MIA TAYLOR
Staff Writer
It is no surprise that Milton Pullen won Pepperdine’s Howard A. White Award for teaching excellence in 2005. The award recognizes professors throughout the university that motivate, challenge and inspire their students. For Pullen, the award honors 30 years of teaching music and dedication to his students.
Pullen’s musical interest sparked from his father’s love of music. Pullen’s father was raised in rural Texas and found talent in playing the harmonica, guitar and fiddle. Along with these instruments, his father loved Gospel singing and often sang Gospel music with his wife and children.
Professor Pullen is the second to the oldest of his siblings and remembers seeing his older brother in choir concerts. “It’s just like yesterday, I was mesmerized,” he said. Later, at Clear Creek High School, Pullen also joined the choir.
Finding sports to be another of his talents, Pullen enrolled as a student at St. Jacques College and played baseball. During his studies he took a music appreciation class and was introduced to Gustav Mahler’s 2nd symphony entitled “The Resurrection.” The uplifting composition sends Pullen into a moment of reprise to his first musical experiences.
“I said to myself, Lord, take me away,” Pullen added. “The Resurrection” is an 80-minute choral and orchestral piece that features text based on German poetry. Pullen had then learned of composers like Mahler and Mozart.
“I heard Mozart’s “Requiem” and I was hooked.” His passion for music grew stronger from that moment on.

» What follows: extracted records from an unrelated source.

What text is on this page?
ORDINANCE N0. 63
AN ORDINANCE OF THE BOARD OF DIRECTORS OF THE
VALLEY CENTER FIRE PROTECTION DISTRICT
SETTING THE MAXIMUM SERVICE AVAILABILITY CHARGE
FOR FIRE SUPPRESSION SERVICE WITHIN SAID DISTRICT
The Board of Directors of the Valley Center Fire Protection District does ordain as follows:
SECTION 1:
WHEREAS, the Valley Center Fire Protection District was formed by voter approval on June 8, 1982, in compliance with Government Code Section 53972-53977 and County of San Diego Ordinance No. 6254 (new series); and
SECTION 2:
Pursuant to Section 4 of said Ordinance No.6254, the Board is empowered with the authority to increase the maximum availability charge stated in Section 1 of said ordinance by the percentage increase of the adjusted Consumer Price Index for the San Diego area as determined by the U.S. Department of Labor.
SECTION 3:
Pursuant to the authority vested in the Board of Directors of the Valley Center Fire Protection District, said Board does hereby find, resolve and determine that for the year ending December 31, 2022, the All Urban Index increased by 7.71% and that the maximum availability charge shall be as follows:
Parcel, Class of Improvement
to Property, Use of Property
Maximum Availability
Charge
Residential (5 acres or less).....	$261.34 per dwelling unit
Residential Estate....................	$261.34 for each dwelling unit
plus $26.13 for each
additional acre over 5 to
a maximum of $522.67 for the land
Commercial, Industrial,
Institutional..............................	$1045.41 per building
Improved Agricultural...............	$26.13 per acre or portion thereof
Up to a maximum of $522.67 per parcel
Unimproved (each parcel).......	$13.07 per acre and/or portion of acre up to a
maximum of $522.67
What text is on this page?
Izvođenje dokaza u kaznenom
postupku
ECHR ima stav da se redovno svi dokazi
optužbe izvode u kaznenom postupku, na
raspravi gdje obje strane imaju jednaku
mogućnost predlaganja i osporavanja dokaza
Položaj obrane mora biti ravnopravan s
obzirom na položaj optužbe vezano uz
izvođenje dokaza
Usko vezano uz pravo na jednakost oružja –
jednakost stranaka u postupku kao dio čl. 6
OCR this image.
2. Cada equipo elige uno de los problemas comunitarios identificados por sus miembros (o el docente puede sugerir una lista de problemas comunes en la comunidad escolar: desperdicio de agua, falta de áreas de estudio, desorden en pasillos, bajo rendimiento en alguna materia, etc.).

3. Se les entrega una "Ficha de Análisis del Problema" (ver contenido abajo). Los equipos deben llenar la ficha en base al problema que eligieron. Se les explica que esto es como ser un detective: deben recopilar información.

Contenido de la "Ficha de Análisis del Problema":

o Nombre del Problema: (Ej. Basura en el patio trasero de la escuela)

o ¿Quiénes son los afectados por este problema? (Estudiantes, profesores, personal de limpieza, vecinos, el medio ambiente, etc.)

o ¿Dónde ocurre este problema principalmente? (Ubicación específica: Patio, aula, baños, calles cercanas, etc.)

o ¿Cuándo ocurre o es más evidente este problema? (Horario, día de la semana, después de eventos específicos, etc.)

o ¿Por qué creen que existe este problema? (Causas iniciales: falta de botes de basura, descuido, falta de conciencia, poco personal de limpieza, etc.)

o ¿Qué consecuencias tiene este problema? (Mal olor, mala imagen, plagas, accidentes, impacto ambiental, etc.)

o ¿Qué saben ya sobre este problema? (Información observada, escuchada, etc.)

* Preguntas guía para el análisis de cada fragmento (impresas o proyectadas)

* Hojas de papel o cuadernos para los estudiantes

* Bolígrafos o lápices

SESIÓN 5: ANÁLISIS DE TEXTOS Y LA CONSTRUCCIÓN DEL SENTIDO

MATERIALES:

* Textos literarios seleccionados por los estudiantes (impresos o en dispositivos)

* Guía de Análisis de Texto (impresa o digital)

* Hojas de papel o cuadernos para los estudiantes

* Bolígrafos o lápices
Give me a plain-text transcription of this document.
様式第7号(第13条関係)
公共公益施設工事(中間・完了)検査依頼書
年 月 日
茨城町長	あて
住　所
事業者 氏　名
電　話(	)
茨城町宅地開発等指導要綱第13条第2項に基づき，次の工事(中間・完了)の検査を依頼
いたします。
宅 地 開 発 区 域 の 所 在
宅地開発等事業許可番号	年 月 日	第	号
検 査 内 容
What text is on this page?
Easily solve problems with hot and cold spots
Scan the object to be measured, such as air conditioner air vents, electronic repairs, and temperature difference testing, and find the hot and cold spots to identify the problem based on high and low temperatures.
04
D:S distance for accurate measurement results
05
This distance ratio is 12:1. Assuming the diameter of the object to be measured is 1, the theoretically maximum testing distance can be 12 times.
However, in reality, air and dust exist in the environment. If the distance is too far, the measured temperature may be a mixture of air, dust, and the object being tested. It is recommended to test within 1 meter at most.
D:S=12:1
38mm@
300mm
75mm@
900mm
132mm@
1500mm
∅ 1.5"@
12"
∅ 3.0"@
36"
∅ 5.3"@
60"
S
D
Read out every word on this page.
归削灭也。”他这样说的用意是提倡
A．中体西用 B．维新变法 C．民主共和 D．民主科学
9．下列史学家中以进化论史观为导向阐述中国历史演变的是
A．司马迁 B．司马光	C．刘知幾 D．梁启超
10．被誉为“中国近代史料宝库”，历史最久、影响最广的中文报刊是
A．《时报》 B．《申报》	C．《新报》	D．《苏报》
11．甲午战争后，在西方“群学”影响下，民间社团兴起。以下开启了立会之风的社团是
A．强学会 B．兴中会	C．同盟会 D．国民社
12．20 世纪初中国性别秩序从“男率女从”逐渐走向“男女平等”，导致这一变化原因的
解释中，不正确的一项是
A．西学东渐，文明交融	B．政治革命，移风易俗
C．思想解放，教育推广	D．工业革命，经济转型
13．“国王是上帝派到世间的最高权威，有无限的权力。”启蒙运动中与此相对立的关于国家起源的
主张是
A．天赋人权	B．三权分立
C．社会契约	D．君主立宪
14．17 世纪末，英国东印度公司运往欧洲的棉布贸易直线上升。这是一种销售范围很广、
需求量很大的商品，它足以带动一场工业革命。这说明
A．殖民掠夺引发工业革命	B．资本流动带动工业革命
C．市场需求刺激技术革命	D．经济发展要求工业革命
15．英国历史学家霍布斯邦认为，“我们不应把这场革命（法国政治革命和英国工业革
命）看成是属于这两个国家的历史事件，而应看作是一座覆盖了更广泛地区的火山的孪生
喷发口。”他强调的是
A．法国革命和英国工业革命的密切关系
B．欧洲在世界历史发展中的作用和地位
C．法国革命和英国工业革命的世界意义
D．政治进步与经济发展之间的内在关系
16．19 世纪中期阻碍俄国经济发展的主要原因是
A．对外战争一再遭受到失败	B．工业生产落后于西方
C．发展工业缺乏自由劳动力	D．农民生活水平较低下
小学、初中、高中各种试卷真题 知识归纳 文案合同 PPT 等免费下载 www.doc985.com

Professor Pullen graduated from college with a master’s degree in music in conducting, and a bachelor’s degree in music education, for voice, from the University of Houston. After graduating, Pullen decided to teach for his old high school, Clear Creek. Pullen and Evie Pullen had three children, all of whom were in his high school choirs Both of his sons are now choir conductors at Clear Creek High School, following in the footsteps of their father.
After leaving his high school yet again, Pullen accepted a job teaching music at Abilene Christian University (ACU) in Abilene, Texas. He recalled that the students at ACU were what kept him “going.” He remembered that they were supportive and had great talent.
Pullen taught at ACU for six years before moving to Pepperdine’s beautiful Malibu campus.
After his job interview at Pepperdine, Pullen returned home to discuss his opportunity with his wife. “It was an offer I couldn’t refuse,” he said. “We moved to California and I found that it was the best move — this is the best job,” he added.
“If you have sports, a music program and a theater program, you have a good school,” Pullen noted. This explains his passion for teaching and dedication to the students for nearly 13 years at Pepperdine.
Although music is an obvious pastime for Professor Pullen, on the weekends he enjoys ironing the next week’s attire and watching television in the comfort of his home. Every weekend, he looks forward to starting a new week at Pepperdine.
Evie Pullen is also a professor in the Fine Arts Division and has been for the last 12 years. Pullen explained that working in the same department as his wife has been enjoyable.
Professor Pullen will be directing an upcoming concert called the Masterworks Concert, which will include large pieces of music and an orchestra. The concert is on April 17.
One student, a music major, said that the Masterworks Concert was going to be “one of the best this year.” The same student, when asked about her thoughts on Professor Pullen, expressed that she has had Professor Pullen almost every year and thinks he is such “such an important person in the music program here.”
Pullen teaches three choirs, Collegium Musicum, Concert Choir and Women’s Choir, as well as Music History and Conducting.
Another student, a young woman in the Concert Choir, described Pullen as “one of those teachers you can’t get enough of, you can tell he really loves what he is doing.”